入院中だということと、入院先の病院名を書いた紙はずっと貼ってあるのですが、父は久しぶりにその情報を発見したようです。

 

「10月になったら、お見舞いに行こう」

と父は言います。

 

今は暑いから、絶対に無理ではあるのですが。

涼しくなったとしても、父は病院までたどり着けるだろうか。

 

Zoomで面会はしているのに、すっかり忘れてしまっています。

 

でもたまに、

「今日は10時からお母さんとテレビ電話だったっけ?」

と言うこともあります。

 

Zoom面会したことは覚えていないのに、Zoom面会をするよ、と言ったことは覚えているらしい。

 

 

「いつかお母さんのお見舞いに行ったなあ」

と言う時もあります。

 

この前なんか、

「入院中なのに元気に歩いていたよなあ。
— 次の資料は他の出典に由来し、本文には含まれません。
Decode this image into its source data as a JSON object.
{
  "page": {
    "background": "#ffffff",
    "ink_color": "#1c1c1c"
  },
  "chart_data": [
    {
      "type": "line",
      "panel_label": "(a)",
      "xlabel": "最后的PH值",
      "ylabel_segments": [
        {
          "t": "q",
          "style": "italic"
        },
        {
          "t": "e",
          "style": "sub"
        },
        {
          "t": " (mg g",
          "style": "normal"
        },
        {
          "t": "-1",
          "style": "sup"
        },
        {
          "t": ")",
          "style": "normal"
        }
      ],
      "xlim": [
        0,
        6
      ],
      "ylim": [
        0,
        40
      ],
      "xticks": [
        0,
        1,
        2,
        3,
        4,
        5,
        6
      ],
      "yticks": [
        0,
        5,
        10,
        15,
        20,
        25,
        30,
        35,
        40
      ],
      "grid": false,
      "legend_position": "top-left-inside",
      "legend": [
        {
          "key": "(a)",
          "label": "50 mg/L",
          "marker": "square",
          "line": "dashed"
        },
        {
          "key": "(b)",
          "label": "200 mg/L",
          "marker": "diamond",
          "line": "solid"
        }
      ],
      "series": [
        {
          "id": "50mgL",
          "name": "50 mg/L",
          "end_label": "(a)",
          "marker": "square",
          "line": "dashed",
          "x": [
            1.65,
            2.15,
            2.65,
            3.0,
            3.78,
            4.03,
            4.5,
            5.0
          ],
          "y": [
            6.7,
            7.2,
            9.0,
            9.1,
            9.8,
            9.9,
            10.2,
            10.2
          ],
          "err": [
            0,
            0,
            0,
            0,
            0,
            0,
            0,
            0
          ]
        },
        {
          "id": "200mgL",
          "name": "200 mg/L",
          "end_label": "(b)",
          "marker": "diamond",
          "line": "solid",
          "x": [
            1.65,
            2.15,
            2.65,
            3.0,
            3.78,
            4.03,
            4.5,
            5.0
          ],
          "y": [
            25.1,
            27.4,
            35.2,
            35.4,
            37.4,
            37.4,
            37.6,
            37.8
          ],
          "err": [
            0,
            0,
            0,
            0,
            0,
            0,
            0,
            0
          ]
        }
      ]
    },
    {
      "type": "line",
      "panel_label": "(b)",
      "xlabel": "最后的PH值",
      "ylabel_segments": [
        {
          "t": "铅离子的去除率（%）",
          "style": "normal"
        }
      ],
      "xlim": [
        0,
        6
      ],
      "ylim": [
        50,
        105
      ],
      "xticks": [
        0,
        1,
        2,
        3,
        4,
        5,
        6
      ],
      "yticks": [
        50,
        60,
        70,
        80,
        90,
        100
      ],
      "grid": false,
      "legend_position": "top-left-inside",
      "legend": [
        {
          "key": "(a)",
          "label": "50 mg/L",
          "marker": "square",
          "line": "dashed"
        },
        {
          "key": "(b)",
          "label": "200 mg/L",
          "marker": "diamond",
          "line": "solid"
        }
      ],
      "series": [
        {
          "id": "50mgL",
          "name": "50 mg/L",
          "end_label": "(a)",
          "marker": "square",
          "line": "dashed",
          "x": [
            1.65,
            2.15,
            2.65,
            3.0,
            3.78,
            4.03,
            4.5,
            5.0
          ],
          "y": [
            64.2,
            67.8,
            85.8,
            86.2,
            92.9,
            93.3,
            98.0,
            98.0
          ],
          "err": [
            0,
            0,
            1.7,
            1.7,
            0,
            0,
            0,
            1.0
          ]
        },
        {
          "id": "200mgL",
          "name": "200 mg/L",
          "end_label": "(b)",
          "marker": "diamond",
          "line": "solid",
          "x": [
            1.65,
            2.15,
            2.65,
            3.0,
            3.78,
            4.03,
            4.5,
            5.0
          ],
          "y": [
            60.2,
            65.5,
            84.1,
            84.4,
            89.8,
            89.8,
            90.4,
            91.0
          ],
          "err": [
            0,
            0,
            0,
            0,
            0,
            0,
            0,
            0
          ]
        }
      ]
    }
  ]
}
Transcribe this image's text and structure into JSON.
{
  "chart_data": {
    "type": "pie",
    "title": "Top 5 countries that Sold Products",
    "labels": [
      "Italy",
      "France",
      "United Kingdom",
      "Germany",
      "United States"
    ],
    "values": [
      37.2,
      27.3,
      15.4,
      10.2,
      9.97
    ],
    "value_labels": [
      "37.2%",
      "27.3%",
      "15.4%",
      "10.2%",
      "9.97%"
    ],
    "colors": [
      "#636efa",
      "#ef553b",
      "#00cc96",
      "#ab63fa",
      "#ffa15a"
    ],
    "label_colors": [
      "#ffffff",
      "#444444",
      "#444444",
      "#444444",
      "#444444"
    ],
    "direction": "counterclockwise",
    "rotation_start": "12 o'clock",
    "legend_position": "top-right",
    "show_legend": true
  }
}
全然病人じゃないみたいだった」

と言いました。

 

父が会った時の母は、人工呼吸器がついた状態で言葉は発せないし、ストレッチャーに横たわっていて、起きることもままならなかったのに。

 

 

かつて母が、腕の手術で入院したことがありました。

 

その時、父はお見舞いには行っていないと思うのですが、

「入院中は、手術当日まで(洗濯など)身の回りのことを全部自分でしていたから、同室の人には入院患者だと思われていなくて付き添いの人だと思われていた」

というエピソードは母のお気に入りだったので、父の記憶の片隅に残っていたのかもしれません。